“半数が脱フレイル” 驚異の訓練に密着 安来
コロナ禍での外出自粛による運動不足などが原因で、介護が必要な一歩手前の状態、「フレイル」の高齢者が増えていると指摘されるなか、安来市が今年度、高齢者を対象に、“ある訓練”を行ったところ、フレイルやその疑いがある人が半減したことが分かりました。
コロナ禍での外出自粛が高齢者の生活に与える影響が懸念されるなか、安来市の地域包括支援センターは、ことし5月から11月にかけ、伯太地区と広瀬地区でそれぞれ3か月、合わせて14人の高齢者に対し、体の機能を回復させる訓練を実施しました。

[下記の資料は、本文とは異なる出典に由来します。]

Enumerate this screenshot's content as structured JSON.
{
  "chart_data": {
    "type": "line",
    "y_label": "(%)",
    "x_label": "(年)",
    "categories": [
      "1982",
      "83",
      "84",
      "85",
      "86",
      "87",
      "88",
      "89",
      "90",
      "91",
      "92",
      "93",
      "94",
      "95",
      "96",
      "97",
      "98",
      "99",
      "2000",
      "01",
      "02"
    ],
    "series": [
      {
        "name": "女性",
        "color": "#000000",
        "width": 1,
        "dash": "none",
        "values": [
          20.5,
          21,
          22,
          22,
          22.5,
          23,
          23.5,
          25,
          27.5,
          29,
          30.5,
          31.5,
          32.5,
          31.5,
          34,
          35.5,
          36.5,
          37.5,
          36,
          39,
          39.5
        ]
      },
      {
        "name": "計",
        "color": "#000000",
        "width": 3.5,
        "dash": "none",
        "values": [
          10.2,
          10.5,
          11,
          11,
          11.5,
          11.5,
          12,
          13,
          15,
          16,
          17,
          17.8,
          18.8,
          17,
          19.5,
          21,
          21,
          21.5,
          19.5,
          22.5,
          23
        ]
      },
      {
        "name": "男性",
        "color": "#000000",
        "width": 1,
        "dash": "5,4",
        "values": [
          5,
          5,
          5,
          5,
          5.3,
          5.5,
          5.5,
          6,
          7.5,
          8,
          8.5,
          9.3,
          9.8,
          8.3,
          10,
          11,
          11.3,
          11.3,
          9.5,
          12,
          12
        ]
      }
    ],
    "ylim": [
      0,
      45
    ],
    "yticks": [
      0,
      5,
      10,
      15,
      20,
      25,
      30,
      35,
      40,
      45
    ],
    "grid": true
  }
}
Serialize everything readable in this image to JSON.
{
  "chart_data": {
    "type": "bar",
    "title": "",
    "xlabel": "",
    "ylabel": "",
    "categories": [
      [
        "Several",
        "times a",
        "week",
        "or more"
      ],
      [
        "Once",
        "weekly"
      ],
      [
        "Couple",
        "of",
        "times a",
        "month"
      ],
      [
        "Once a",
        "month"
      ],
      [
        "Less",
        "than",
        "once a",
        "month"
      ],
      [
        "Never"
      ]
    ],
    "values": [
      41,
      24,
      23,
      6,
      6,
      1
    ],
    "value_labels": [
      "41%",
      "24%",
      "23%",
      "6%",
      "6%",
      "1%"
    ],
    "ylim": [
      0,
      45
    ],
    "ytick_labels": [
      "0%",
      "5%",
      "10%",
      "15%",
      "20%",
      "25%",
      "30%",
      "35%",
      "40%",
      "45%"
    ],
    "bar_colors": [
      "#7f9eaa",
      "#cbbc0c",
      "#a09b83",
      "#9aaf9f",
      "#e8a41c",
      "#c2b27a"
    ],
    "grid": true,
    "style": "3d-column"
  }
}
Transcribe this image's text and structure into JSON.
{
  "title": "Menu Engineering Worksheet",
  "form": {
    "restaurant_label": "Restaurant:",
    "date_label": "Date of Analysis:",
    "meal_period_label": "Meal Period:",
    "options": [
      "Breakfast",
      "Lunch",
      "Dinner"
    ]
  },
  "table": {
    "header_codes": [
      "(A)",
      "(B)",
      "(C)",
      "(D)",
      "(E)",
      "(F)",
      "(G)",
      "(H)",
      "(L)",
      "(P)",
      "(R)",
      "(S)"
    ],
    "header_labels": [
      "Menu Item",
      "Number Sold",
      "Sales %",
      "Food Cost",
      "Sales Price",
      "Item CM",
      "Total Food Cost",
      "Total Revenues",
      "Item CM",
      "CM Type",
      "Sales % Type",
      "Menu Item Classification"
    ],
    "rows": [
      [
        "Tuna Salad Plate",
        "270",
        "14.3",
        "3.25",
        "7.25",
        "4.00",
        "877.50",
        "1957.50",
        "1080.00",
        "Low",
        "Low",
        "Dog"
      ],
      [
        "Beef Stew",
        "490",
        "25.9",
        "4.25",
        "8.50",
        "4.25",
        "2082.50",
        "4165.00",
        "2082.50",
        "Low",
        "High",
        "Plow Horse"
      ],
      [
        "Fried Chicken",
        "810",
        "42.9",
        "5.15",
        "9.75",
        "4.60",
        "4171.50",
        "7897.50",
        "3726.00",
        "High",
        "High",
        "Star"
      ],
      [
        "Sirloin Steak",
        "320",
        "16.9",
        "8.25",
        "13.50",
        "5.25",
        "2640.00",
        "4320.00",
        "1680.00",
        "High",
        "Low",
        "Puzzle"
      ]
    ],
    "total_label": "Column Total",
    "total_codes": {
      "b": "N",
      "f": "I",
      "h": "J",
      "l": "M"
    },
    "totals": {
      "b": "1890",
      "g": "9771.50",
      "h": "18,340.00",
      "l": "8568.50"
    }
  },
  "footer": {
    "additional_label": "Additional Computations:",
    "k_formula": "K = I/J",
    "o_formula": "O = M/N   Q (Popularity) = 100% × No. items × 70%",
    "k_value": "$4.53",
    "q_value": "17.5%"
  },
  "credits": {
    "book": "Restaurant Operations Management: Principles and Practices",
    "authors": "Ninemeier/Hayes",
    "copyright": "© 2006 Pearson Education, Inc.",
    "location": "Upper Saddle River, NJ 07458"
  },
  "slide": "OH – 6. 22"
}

訓練は週1回のペースで、専属の理学療法士や言語聴覚士などが指導し、体幹の筋肉を鍛え、転倒を防ぐ体づくりのほか、食べ物を飲み込む口やのどの筋肉の強化などを図りました。
参加者の一人で、フレイルと判断された77歳の小林弘子さんは、コロナ禍で外出の機会が減るなか、高齢の母親の介護も加わって左足に痛みを感じるようになっていました。

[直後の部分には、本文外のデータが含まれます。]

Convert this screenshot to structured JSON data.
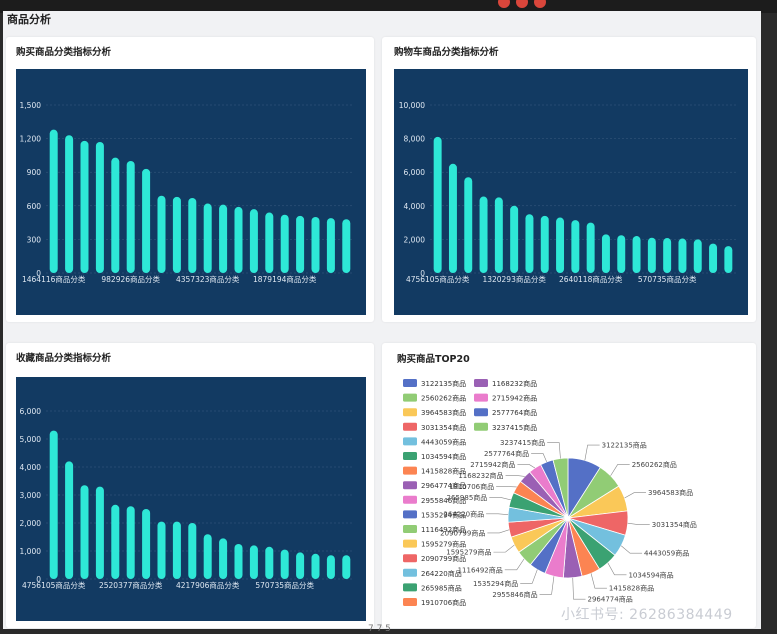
{
  "section_title": "商品分析",
  "watermark": "小红书号: 26286384449",
  "bottom_mark": "7 7 5",
  "colors": {
    "chart_bg": "#123a62",
    "bar": "#2ee8d7",
    "grid": "#3a5c80",
    "axis_text": "#dfe8f2"
  },
  "chart_data": [
    {
      "id": "buy",
      "type": "bar",
      "title": "购买商品分类指标分析",
      "ylim": [
        0,
        1500
      ],
      "yticks": [
        0,
        300,
        600,
        900,
        1200,
        1500
      ],
      "ytick_labels": [
        "0",
        "300",
        "600",
        "900",
        "1,200",
        "1,500"
      ],
      "values": [
        1280,
        1230,
        1180,
        1170,
        1030,
        1000,
        930,
        690,
        680,
        670,
        620,
        610,
        590,
        570,
        540,
        520,
        510,
        500,
        490,
        480
      ],
      "visible_xlabels": [
        {
          "index": 0,
          "text": "1464116商品分类"
        },
        {
          "index": 5,
          "text": "982926商品分类"
        },
        {
          "index": 10,
          "text": "4357323商品分类"
        },
        {
          "index": 15,
          "text": "1879194商品分类"
        }
      ]
    },
    {
      "id": "cart",
      "type": "bar",
      "title": "购物车商品分类指标分析",
      "ylim": [
        0,
        10000
      ],
      "yticks": [
        0,
        2000,
        4000,
        6000,
        8000,
        10000
      ],
      "ytick_labels": [
        "0",
        "2,000",
        "4,000",
        "6,000",
        "8,000",
        "10,000"
      ],
      "values": [
        8100,
        6500,
        5700,
        4550,
        4500,
        4000,
        3500,
        3400,
        3300,
        3150,
        3000,
        2300,
        2250,
        2200,
        2100,
        2080,
        2050,
        2000,
        1750,
        1600
      ],
      "visible_xlabels": [
        {
          "index": 0,
          "text": "4756105商品分类"
        },
        {
          "index": 5,
          "text": "1320293商品分类"
        },
        {
          "index": 10,
          "text": "2640118商品分类"
        },
        {
          "index": 15,
          "text": "570735商品分类"
        }
      ]
    },
    {
      "id": "fav",
      "type": "bar",
      "title": "收藏商品分类指标分析",
      "ylim": [
        0,
        6000
      ],
      "yticks": [
        0,
        1000,
        2000,
        3000,
        4000,
        5000,
        6000
      ],
      "ytick_labels": [
        "0",
        "1,000",
        "2,000",
        "3,000",
        "4,000",
        "5,000",
        "6,000"
      ],
      "values": [
        5300,
        4200,
        3350,
        3300,
        2650,
        2600,
        2500,
        2050,
        2050,
        2000,
        1600,
        1450,
        1250,
        1200,
        1150,
        1050,
        950,
        900,
        850,
        850
      ],
      "visible_xlabels": [
        {
          "index": 0,
          "text": "4756105商品分类"
        },
        {
          "index": 5,
          "text": "2520377商品分类"
        },
        {
          "index": 10,
          "text": "4217906商品分类"
        },
        {
          "index": 15,
          "text": "570735商品分类"
        }
      ]
    },
    {
      "id": "top20",
      "type": "pie",
      "title": "购买商品TOP20",
      "legend_col1": [
        {
          "name": "3122135商品",
          "color": "#5470c6"
        },
        {
          "name": "2560262商品",
          "color": "#91cc75"
        },
        {
          "name": "3964583商品",
          "color": "#fac858"
        },
        {
          "name": "3031354商品",
          "color": "#ee6666"
        },
        {
          "name": "4443059商品",
          "color": "#73c0de"
        },
        {
          "name": "1034594商品",
          "color": "#3ba272"
        },
        {
          "name": "1415828商品",
          "color": "#fc8452"
        },
        {
          "name": "2964774商品",
          "color": "#9a60b4"
        },
        {
          "name": "2955846商品",
          "color": "#ea7ccc"
        },
        {
          "name": "1535294商品",
          "color": "#5470c6"
        },
        {
          "name": "1116492商品",
          "color": "#91cc75"
        },
        {
          "name": "1595279商品",
          "color": "#fac858"
        },
        {
          "name": "2090799商品",
          "color": "#ee6666"
        },
        {
          "name": "264220商品",
          "color": "#73c0de"
        },
        {
          "name": "265985商品",
          "color": "#3ba272"
        },
        {
          "name": "1910706商品",
          "color": "#fc8452"
        }
      ],
      "legend_col2": [
        {
          "name": "1168232商品",
          "color": "#9a60b4"
        },
        {
          "name": "2715942商品",
          "color": "#ea7ccc"
        },
        {
          "name": "2577764商品",
          "color": "#5470c6"
        },
        {
          "name": "3237415商品",
          "color": "#91cc75"
        }
      ],
      "slices": [
        {
          "name": "3122135商品",
          "value": 9,
          "color": "#5470c6",
          "label": "3122135商品",
          "side": "right"
        },
        {
          "name": "2560262商品",
          "value": 7,
          "color": "#91cc75",
          "label": "2560262商品",
          "side": "right"
        },
        {
          "name": "3964583商品",
          "value": 7,
          "color": "#fac858",
          "label": "3964583商品",
          "side": "right"
        },
        {
          "name": "3031354商品",
          "value": 6.5,
          "color": "#ee6666",
          "label": "3031354商品",
          "side": "right"
        },
        {
          "name": "4443059商品",
          "value": 6,
          "color": "#73c0de",
          "label": "4443059商品",
          "side": "right"
        },
        {
          "name": "1034594商品",
          "value": 5.5,
          "color": "#3ba272",
          "label": "1034594商品",
          "side": "right"
        },
        {
          "name": "1415828商品",
          "value": 5,
          "color": "#fc8452",
          "label": "1415828商品",
          "side": "right"
        },
        {
          "name": "2964774商品",
          "value": 5,
          "color": "#9a60b4",
          "label": "2964774商品",
          "side": "right"
        },
        {
          "name": "2955846商品",
          "value": 5,
          "color": "#ea7ccc",
          "label": "2955846商品",
          "side": "left"
        },
        {
          "name": "1535294商品",
          "value": 4.5,
          "color": "#5470c6",
          "label": "1535294商品",
          "side": "left"
        },
        {
          "name": "1116492商品",
          "value": 4.5,
          "color": "#91cc75",
          "label": "1116492商品",
          "side": "left"
        },
        {
          "name": "1595279商品",
          "value": 4.5,
          "color": "#fac858",
          "label": "1595279商品",
          "side": "left"
        },
        {
          "name": "2090799商品",
          "value": 4,
          "color": "#ee6666",
          "label": "2090799商品",
          "side": "left"
        },
        {
          "name": "264220商品",
          "value": 4,
          "color": "#73c0de",
          "label": "264220商品",
          "side": "left"
        },
        {
          "name": "265985商品",
          "value": 4,
          "color": "#3ba272",
          "label": "265985商品",
          "side": "left"
        },
        {
          "name": "1910706商品",
          "value": 3.5,
          "color": "#fc8452",
          "label": "1910706商品",
          "side": "left"
        },
        {
          "name": "1168232商品",
          "value": 3.5,
          "color": "#9a60b4",
          "label": "1168232商品",
          "side": "left"
        },
        {
          "name": "2715942商品",
          "value": 3.5,
          "color": "#ea7ccc",
          "label": "2715942商品",
          "side": "left"
        },
        {
          "name": "2577764商品",
          "value": 3.5,
          "color": "#5470c6",
          "label": "2577764商品",
          "side": "left"
        },
        {
          "name": "3237415商品",
          "value": 4,
          "color": "#91cc75",
          "label": "3237415商品",
          "side": "left"
        }
      ]
    }
  ]
}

しかし、訓練後には、これまでは必要としていたつえを使わなくても歩けるようになり、5メートルの歩行タイムは5秒以上速くなりました。
劇的な回復をみせ、“脱フレイル”を果たしました。
小林さんは、「体が軽くなりました。すごい効果だと思います。あのままだったら、歩けなくなっていたかもしれない」と話していました。
安来市の訓練では、参加者のうち、フレイルやその疑いがある人は、8人から4人に半減したということで、市は、来年度もこうした訓練を継続する方針です。

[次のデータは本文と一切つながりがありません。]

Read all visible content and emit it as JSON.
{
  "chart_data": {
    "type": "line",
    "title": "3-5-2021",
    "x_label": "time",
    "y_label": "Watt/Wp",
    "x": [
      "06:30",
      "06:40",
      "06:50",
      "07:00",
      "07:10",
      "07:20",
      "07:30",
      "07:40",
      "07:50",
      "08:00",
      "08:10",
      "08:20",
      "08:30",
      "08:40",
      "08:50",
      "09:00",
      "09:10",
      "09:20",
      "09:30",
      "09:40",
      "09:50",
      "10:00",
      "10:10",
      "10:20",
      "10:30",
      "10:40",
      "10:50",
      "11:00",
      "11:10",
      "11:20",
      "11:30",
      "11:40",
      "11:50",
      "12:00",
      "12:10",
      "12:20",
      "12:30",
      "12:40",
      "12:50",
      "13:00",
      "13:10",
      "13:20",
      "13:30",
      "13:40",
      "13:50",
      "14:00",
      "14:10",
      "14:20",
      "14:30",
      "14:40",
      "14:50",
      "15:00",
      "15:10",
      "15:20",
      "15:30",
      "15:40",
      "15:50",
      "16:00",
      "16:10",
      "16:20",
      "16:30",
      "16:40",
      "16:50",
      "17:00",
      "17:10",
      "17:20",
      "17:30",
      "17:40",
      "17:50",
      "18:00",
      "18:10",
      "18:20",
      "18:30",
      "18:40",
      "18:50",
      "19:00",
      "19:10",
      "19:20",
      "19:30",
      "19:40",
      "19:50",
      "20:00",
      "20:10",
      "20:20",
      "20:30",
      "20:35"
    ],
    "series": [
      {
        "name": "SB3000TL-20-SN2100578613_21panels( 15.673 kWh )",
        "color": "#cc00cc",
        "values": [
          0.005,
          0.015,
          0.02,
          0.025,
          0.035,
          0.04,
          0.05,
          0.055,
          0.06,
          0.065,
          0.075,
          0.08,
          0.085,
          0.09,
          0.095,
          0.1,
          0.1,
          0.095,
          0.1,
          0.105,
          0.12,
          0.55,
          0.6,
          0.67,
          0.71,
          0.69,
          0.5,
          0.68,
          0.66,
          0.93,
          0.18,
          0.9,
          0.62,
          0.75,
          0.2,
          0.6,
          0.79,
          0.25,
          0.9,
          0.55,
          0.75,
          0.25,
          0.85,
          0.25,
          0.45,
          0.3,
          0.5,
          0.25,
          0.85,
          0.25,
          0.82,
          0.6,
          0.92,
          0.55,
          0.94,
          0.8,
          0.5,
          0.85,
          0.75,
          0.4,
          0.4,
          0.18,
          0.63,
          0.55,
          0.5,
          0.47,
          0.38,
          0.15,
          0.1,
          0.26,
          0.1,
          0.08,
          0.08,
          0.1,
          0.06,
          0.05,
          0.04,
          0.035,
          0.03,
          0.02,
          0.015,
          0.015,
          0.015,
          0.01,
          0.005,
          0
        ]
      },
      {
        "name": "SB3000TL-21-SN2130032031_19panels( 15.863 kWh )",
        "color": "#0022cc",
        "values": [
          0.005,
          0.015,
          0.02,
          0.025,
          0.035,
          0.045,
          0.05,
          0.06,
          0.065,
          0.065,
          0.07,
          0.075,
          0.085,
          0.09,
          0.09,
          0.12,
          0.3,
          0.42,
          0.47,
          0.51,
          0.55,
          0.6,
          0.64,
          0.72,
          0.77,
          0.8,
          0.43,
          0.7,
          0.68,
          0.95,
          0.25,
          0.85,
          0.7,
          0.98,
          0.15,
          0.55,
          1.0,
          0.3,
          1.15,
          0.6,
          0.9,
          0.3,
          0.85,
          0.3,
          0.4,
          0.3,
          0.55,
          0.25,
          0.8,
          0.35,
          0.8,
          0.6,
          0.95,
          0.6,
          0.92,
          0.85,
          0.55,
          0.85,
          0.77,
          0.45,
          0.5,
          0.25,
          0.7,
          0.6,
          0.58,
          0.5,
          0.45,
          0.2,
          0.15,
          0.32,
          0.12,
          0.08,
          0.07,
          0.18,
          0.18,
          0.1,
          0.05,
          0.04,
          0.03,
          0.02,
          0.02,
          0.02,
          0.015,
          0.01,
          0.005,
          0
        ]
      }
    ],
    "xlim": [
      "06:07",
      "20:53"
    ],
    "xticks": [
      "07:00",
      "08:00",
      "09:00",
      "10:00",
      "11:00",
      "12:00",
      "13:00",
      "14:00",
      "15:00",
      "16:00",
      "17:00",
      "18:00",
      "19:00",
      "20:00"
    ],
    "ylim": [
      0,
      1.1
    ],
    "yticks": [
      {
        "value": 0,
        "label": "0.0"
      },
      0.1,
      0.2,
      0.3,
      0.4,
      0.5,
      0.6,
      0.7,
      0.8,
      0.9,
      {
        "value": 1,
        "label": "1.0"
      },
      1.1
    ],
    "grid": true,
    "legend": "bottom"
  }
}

一方、安来市では、訓練終了後も週1回の体操教室を開催するなど、訓練で回復した体の機能を低下させないよう、アフターフォローにも力を入れています。
安来市立病院リハビリテーション室の廣江勝室長は、「どこまで持続できるかということが重要になる。運動の習慣がつけばつくほどフレイルに陥る高齢者も少なくなるのではないかと思う」と話していました。